The CBS FM radio slogan in New York City appropriately describes the upcoming weekend at the box office: “And the hits just keep on coming.”
20th Century Fox is opening Ridley Scott’s The Martian which is expected to beam up a FSS in the low $40Ms at 3,286 theaters, returning the director in full form to the genre that has been his bread and butter over time with Alien, Blade Runner and Prometheus. The Martian arrives at a great time for Scott like a glass of water on Mars as the director has suffered at the domestic B.O. over his last two titles, the complex noir The Counselor ($17M) and the ambitious Moses epic Exodus: Gods And Kings ($65M).
The buzz for The Martian has been at a cosmic-boom level coming out of the Toronto Film Festival. The Rotten Tomatoes score is at 93%. The film follows Matt Damon as a NASA astronaut fighting for his survival on the Red Planet after being stranded by his crew following a brutal storm. When it comes to launching top-grossing awards season fare, the first weekend in October is the place: Gravity opened during this period in 2013 and posted the month’s highest opening ($55.8M, $274.1M domestic B.O.). Last year at this time, Fox had Gone Girl ($37.5M opening) and Sony opened The Social Network in 2010 ($22.4M, $97M cume).
The Martian‘s opening comes on the heels of Mars nabbing headlines in the news after water was discovered on its planetary surface. Similar to how Gravity appealed to science class students as well as mainstreet moviegoers, the pic s expected to appeal to a wide four-quadrant demo.

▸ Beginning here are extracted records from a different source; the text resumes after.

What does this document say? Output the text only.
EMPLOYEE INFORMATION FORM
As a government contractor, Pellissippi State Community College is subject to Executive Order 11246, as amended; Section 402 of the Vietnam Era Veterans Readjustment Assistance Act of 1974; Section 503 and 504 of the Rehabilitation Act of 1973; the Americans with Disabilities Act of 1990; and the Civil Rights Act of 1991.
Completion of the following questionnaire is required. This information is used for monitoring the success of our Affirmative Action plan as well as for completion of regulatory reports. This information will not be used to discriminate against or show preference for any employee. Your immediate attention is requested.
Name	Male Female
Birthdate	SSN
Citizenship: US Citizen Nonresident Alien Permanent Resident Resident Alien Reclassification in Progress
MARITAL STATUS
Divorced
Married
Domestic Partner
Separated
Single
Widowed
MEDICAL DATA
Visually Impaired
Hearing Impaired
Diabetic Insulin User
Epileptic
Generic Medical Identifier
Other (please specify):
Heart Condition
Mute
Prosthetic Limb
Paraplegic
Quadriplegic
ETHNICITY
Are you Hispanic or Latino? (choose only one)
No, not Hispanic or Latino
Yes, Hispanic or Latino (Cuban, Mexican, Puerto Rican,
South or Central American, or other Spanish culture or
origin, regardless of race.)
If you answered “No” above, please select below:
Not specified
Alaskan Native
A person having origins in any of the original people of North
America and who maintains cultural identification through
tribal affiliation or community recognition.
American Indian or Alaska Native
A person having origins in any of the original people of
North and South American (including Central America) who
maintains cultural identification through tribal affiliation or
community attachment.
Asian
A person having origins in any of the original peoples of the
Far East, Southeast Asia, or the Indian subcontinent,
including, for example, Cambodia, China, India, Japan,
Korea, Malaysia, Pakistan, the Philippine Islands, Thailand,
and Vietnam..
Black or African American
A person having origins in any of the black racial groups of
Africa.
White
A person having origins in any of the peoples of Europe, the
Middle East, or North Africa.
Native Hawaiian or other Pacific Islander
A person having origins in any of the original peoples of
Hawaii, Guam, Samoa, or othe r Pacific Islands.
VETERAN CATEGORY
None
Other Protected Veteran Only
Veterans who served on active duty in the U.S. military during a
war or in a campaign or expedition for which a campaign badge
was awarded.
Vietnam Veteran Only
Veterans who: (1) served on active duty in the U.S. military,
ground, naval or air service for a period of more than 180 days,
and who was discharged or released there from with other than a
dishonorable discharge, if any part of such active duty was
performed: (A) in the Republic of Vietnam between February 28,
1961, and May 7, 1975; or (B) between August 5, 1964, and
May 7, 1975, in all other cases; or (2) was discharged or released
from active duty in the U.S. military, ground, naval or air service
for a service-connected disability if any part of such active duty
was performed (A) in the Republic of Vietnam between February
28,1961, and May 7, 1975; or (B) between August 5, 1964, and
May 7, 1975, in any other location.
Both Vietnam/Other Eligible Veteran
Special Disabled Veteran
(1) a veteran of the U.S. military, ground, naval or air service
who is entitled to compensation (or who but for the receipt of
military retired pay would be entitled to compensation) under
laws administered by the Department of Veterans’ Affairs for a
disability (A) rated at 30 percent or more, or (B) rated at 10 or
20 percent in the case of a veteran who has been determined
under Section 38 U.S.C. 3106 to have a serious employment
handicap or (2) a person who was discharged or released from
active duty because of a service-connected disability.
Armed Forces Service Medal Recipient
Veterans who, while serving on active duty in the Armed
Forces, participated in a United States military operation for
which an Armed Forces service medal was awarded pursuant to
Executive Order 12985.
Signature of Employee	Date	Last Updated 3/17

Thursday previews start at 8 PM. Venues include premium large-format screens with two-thirds of the theater count being in 3D. The Martian was originally slotted to go out at Thanksgiving, but Fox moved it to this coming weekend back in June.
In its second weekend, Sony’s Hotel Transylvania 2 is looking at a 40%-45% soft tumble from its record September opening of $48.5M. The first film fell 36% in its second session, making $27.1M and the sequel per industry projections should land between $29M-$31.5M. Warner Bros.’ Nancy Meyers comedy The Intern is looking at projected 50% decline per industry estimates for a second FSS of $8.9M.
Expanding into an estimated 2,500 theaters after a slow rollout over the last two weekends is Lionsgate’s drug trafficking thriller Sicario, which charged its way into 10th place from 59 theaters this past weekend where it made $1.7M, drawing 56% men and 83% over 25. Coming off of great reviews (92% fresh) and festival play, Sicario looks to keep that core demo moving forward and should post a third weekend of $8M-$10M. The comp here is New Line’s 2005 gritty R-rated drama A History Of Violence which after debuting in 14 theaters went wide in its second weekend at 1,340 making $8.1M and finaling at $31.5M. Current B.O. for Sicario stands at $2.47M.
Lionsgate is also releasing Freeheld in five New York and Los Angeles locations. Based on a true story, Freeheld centers on a decorated New Jersey detective who is diagnosed with terminal cancer, but faces challenges from county officials when she decides to leave her pension to her domestic partner. Julianne Moore, Ellen Page and Steve Carell star.
Sony’s Tri-Star label has Robert Zemeckis’ New York City World Trade Center visual jawdropper The Walk about French tightrope walker Philippe Petit. Similar to Everest, The Walk is launching in largely in 440 Imax and large-format hubs, leaving Everest with only four Imax theaters. The Joseph Gordon-Levitt headliner opens tomorrow and is looking forward to $3M over five days, though the anticipation by the industry is that the film could do more. In addition to the film capitalizing on the Imax format with its staggering, swooping, 100-story views, it also a love letter to the Twin Towers. There aren’t any sneak previews for The Walk tonight.
As part of its VOD deal, Weinstein Co. is finally releasing the 1940s noir Shanghai in 100 theaters with hopes of making $1K a location. The film will be playing over a short window. It has been in the can for the last five years, but has had a foreign run where it has accumulated $15M, 79% of that coming from Japan and China.
Fox Searchlight is taking its Davis Guggenheim documentary He Named Me Malala out in four New York and Los Angeles playdates about a Pakistani school girl coming up against the Taliban following her opinions on girls’ education.